Whether it is intentionally misspelling words to sound like a child, or you're buying Lin Manuel Miranda's "self-help" "book" "Gmorning, Gnight: Little Pep Talks for Me & You," people from the ages of 18-70 are acting like complete children, and it is time to put a stop to it.
This is not a rag exclusively on millennials, although they are the most obvious offenders. After all, it was baby boomers that invented the mid-life crisis which was code for grown men abandoning their families to have sex with 22-year-old girls and buy ridiculous cars.
Of course, the mid-life crisis can be explained by having too much money to know what to do with, which is the case with a lot of boomers. My dad is a baby boomer who has not had a mid-life crisis. The most obvious explanation? He still works for a living.
Instead of following in the path of people like my father, adults from all generations prefer to do stuff that should be for kids. The majority of people who buy comic books are adult men. Comic books failed as a medium because rather than remain appealing to children, they are only bought by people who read them as children and are continuing to read them as adults.
A lot of adults do fantasy football leagues too. In a simpler time, creating an entire game of make-believe would have been the activity of children, and an adult's fantasy would be starting a family or something.
And you can see this with movies too. I actually saw several people say that they better not see any children in the movie theater when Disney releases their "Aladdin" and "The Lion King" remakes because the original Disney films were "made for us".
Is this where we are supposed to be as a society? Refreshing your computer screen every five minutes to buy tickets to see the next Avengers movie instead of letting a child go.
Don't get me started with the whole self-help/self-care environment. Look, nobody is saying never talk about your feelings. I think modern psychology shows us talking about your feelings and opening up will, in the long run, be the healthiest option for everybody.
People, especially men, should not idolize the whole "strong, silent type" nobody wants to go back to "I work at the docks 50 hours a week and haven't spoken two words to my wife since our third kid was born.

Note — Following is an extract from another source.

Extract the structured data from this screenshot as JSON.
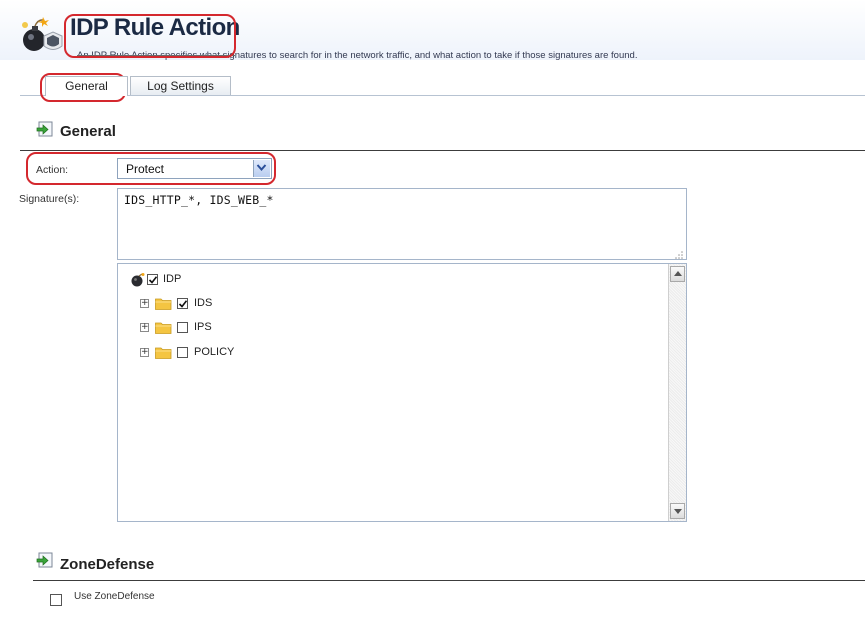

And now I've died at the ripe old age of 37."
That is unhealthy, but, we have become far too infantile when it comes to dealing with mental health. The online self-care community has gone way too far with its often performative measures.
And sometimes self-care is detrimental to someone's health. Staying in your pajamas and eating whatever new flavor Ben and Jerry thought up should be a rare luxury, not something you do to make yourself feel better. As a person who is prone to long stages of melancholy, I assure you that will never make you feel better.
Twitter has "self-care" bots programmed to tweet things like "please go eat today" which may be totally necessary in extreme cases, but it puts the job of performing the most basic functions (all the stuff we learn as babies) to someone other than you.
Should we not be worried that marketers and corporations are going to pounce on that? There are already phone apps that remind people to eat, sleep, and breathe for a monthly fee. How is that not a major red flag for all the people that have read any dystopian fiction?
You just see more and more people publishing articles like "How to Enjoy an Adult's Only Trip to Disney World" and "We Put the 2020 Presidential Candidates in Hogwarts Houses!" and now we need to do something about it.
Of course, I would be a fool to overlook how we got to this position in the first place. Why would an adult want to escape to a fantasy world where they can ride dragons and have sex with their aunt (Game of Thrones reference, still not going full Freud) or manage their own sports team?
It is probably because their life sucks. All of the infantile examples I just went over are rooted mainly in one thing: escapism.
Marx once said, "religion is the opiate of the masses," but people never hear the end of the quote. He goes on to explain that when your life is so horrendous, you need opium to make your life seem less… horrendous!
When you're a factory worker who has to live in a shanty making pennies a day, the expectation of divine reward was probably the only thing that got you out of bed.
When you're waist deep in student debt on your second internship, maybe the next Avengers movie is all you have to look forward to.
If Marx was alive today, he'd probably say "Marvel Cinematic Universe is the opiate of the masses."